For production managers, alignment eliminates the daily fire-fighting caused by material that was not where the plan said it would be. The morning planning session — which used to involve cross-referencing three systems and a phone call to the warehouse — becomes a five-minute review of a plan that already incorporates live stock.

Replanning when a job changes takes seconds. The system recalculates the full programme immediately, incorporating the change without disrupting the rest of the schedule.

### Quality and compliance teams

For quality engineers, alignment means they can answer a customer's traceability question in seconds rather than hours. The cert data for any item of material is searchable and accessible without hunting through a shared drive or emailing the goods-in team.

When an auditor asks to verify the certification chain for a specific heat number, the full record — from delivery note to cut and despatch — is available in GoSmarter.

### Operations directors and MDs

For operations directors, alignment surfaces the metrics that matter: actual scrap rates, real inventory utilisation, on-time delivery performance. These are not reports generated by someone compiling data from three sources. They are live figures from the system that runs the operation.

Working capital tied up in over-ordered stock becomes visible. Decisions about what to buy — and how much — are grounded in accurate consumption data rather than gut feel.

## Getting to Alignment: A Practical Path {#getting-there}

### Start with the material record

You do not have to implement everything at once. The natural starting point is the material record — getting an accurate, live picture of what is in the yard.
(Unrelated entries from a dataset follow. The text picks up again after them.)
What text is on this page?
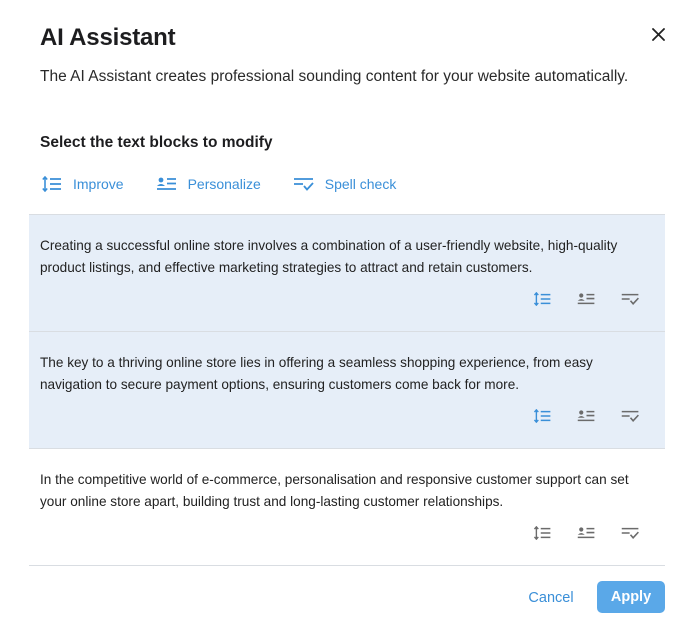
AI Assistant
The AI Assistant creates professional sounding content for your website automatically.
Select the text blocks to modify
Improve	Personalize	Spell check
Creating a successful online store involves a combination of a user-friendly website, high-quality product listings, and effective marketing strategies to attract and retain customers.
The key to a thriving online store lies in offering a seamless shopping experience, from easy navigation to secure payment options, ensuring customers come back for more.
In the competitive world of e-commerce, personalisation and responsive customer support can set your online store apart, building trust and long-lasting customer relationships.
Cancel	Apply
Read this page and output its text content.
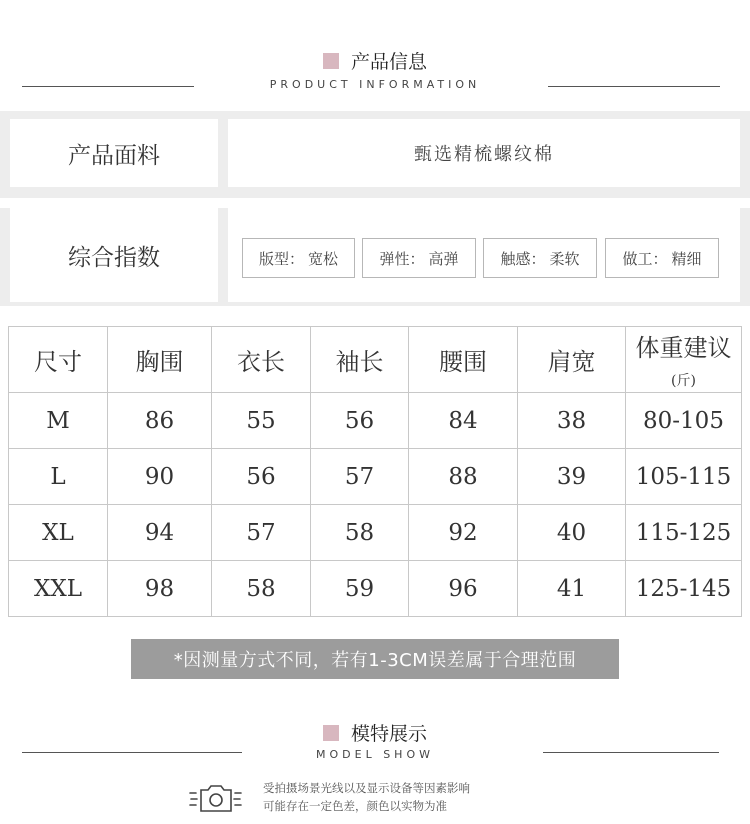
产品信息
PRODUCT INFORMATION
产品面料	甄选精梳螺纹棉
综合指数	版型： 宽松	弹性： 高弹	触感： 柔软	做工： 精细
尺寸	胸围	衣长	袖长	腰围	肩宽	体重建议(斤)
M	86	55	56	84	38	80-105
L	90	56	57	88	39	105-115
XL	94	57	58	92	40	115-125
XXL	98	58	59	96	41	125-145
*因测量方式不同，若有1-3CM误差属于合理范围
模特展示
MODEL SHOW
受拍摄场景光线以及显示设备等因素影响
可能存在一定色差，颜色以实物为准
Most GoSmarter customers start here, with Metals Manager and MillCert Reader running together. Stock is imported via CSV. Certs are uploaded in bulk. Within a week, the system holds a more accurate picture of available material than any spreadsheet.

### Add planning when the record is trustworthy

Once the material record is accurate, planning alignment follows quickly. Cutting Plans is designed to be live within the same week — often within the same day.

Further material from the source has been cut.